The most common technique for shuffling a deck of cards is called the Riffle or Dovetail shuffle. The deck is split into two stacks, which are then interleaved with each other. The deck can be split anywhere, and the two stacks can be interleaved in any way.

For example, consider a deck with 10 unique cards:

1 2 3 4 5 6 7 8 9 10

Split them somewhere

1 2 3 4 5 6       7 8 9 10  

And interleave them in some way:

1 2    7    3    8 9    4 5    10    6  

Do it again. Split them somewhere:

1 2 7        3 8 9 4 5 10 6  

And interleave them in some way:

3 8    1    9 4 5    2 7    10 6  

This is one possible ordering after $2$ shuffles. Suppose there are $n$ unique cards, and that they start out perfectly ordered: $1, 2, 3, ..., n$. Given an ordering of the deck, what is the smallest number of shuffles that could possibly put the deck in that order?

Input

Each input will consist of a single test case. Note that your program may be run multiple times on different inputs.
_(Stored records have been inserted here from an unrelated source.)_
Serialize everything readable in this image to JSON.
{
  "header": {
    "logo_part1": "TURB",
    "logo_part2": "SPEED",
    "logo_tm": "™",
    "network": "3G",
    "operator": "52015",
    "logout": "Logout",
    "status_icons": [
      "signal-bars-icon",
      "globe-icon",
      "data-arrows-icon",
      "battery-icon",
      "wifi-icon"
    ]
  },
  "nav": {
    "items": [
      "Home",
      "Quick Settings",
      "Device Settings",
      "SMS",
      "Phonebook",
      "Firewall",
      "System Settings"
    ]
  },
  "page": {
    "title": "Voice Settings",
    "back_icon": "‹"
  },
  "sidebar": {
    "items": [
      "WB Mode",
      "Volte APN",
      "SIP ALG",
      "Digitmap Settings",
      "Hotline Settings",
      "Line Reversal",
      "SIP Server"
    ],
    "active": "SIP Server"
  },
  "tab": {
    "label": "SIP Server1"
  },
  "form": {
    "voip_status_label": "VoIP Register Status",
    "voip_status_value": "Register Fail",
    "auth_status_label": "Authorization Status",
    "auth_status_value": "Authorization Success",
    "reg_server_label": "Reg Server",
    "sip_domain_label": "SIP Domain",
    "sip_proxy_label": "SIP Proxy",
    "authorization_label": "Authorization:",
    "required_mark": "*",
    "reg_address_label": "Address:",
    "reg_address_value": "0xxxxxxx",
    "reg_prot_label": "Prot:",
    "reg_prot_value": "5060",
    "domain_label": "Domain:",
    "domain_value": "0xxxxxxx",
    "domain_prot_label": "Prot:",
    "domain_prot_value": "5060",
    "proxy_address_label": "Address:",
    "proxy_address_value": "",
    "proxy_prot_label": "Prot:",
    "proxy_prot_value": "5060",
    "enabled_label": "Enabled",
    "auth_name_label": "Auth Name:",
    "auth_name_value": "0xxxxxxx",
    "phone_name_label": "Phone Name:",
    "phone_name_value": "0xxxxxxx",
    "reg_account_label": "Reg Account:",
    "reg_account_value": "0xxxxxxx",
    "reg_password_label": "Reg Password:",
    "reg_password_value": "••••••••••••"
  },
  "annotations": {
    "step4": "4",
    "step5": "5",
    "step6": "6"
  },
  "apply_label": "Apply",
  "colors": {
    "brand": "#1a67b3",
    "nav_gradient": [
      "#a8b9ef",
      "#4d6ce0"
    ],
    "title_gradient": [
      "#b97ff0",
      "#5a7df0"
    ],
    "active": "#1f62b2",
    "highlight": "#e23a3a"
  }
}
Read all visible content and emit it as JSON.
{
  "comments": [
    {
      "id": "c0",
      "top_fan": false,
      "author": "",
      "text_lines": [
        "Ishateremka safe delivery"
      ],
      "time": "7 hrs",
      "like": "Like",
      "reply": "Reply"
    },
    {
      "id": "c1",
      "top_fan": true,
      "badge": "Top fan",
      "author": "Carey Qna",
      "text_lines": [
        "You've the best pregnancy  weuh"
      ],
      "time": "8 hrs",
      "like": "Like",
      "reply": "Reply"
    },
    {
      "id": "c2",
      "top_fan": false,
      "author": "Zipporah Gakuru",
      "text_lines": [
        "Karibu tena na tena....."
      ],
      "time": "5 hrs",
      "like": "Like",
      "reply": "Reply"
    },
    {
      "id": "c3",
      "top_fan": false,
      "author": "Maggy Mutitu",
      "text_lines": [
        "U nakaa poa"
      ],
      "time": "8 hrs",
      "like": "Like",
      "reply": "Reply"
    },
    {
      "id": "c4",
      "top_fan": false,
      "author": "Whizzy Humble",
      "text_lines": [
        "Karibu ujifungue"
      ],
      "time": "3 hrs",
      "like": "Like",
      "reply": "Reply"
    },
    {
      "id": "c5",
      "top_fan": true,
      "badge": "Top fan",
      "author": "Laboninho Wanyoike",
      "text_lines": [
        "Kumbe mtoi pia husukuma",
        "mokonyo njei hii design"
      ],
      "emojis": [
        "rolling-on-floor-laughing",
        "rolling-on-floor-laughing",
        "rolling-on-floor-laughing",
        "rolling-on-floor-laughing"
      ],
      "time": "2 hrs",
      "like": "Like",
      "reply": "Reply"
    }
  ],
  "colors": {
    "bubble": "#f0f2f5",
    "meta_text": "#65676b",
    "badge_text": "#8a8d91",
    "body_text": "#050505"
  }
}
Each test case will begin with a single integer $n$ ($1 \le n \le 1\, 000\, 000$) indicating the number of cards in the deck. On the next line will be $n$ unique integers $c$ ($1 \le c \le n$), with a single space between them, indicating an ordering of the $n$ cards. The values $c$ are guaranteed to be a permutation of the numbers $1 \ldots n$.

Output

Output a single line with a single integer indicating the minimum number of shuffles that could possibly put the deck in the given order.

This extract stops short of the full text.